In the sense of "walk before you crawl", start with the description of queries and responses to specific targets as a network manager would do.  To accurately use the results, one would need to know the specifics of DNS query husbandry in place.  This is something only the network manager could know.

First, target at an IP address.  There may be one or more responders.  There could be a load balancer before a number of independent processes answering on port 53. There could be an anycast constellation of servers with some routing instability.  TSIG could be used to "secure" the exchange.

Next, any single end-consumer of DNS services will likely have a list of IP addresses to target.  The different IP addresses may have different network managers running the DNS service (i.e., some do DNSSEC validation, some don't, some have special trust anchors, etc.).  That would lead to uncertainty in trying to "convert symptoms into a diagnosis."

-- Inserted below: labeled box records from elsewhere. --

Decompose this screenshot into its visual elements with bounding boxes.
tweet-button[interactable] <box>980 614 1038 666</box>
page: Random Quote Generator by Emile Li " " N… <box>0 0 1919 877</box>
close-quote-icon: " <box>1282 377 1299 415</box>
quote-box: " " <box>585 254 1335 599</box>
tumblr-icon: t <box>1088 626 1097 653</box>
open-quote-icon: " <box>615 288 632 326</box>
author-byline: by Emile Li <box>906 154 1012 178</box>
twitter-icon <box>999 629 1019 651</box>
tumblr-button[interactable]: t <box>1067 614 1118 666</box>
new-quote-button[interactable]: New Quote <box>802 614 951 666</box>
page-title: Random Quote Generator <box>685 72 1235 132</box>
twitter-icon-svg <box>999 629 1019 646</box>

There are two ways to test.  One assumes that the tester is the manager, one with knowledge of the layout.  A significant ingredient is that the tester, in this case, would have a list of IP addresses to specifically ask, knowing the use of anycast and load balancing.  The other assumes that it is an end-user view, one that does not have the list of IP addresses to target, does not have knowledge of the layout, and is only able to have a black-box (opaque) view of the DNS as a service.

For the former, with a well-designed query/response mechanism, scripts can be written to verify that configurations are as expected.  Managing anycast deployments could use "service addresses" or an appropriately distributed monitoring source network.  Load balancers can be handled too.  (Eliding ways of doing that.)  And TSIG is an option (for security).

For the latter, which I infer is the ultimate intent of the draft, that is, to estimate when a (as opposed to "the") Root Zone KSK rollover (being specific here to the root zone on the global public Internet) can proceed.  There's been experience here, leading to the notion that the results would give a coarse approximation in aggregate, as the way in which DNS recursion is done is quite complex.  Given that the goal is to measure the trust anchors configured in individual validation engines via testing of units that see the DNS as a black box service, a coarse approximation is all we can hope for - that that this is bad but we have to begin to evaluate where the returns diminish.

Summary -

The document has a laudable goal.  The first suggestion is to structure it in layers.  Clean up the query/response section to describe the footwork of the effort, I'd suggest experimenting with the idea of using RD=0, and figuring out what a trust anchor store can originate as a response (as the response is not originating from the administration authoritative for the name).

When it comes to the use of the footwork, divide this into how a network manager could incorporate this into a trust anchor maintenance activity and then into a more widespread, third-party, measurement of trust anchor deployment.

Other considerations, well beyond the scope of the subject line's document - revamp the Automated Updates of DNSSEC Trust Anchors from a validator-side mechanism into a two-party protocol, with the goal of increased manageability (monitoring, measurement) and, as something not yet raised, more efficient in sizes of network responses (e.g., make MISSING an expected state and then manage around that).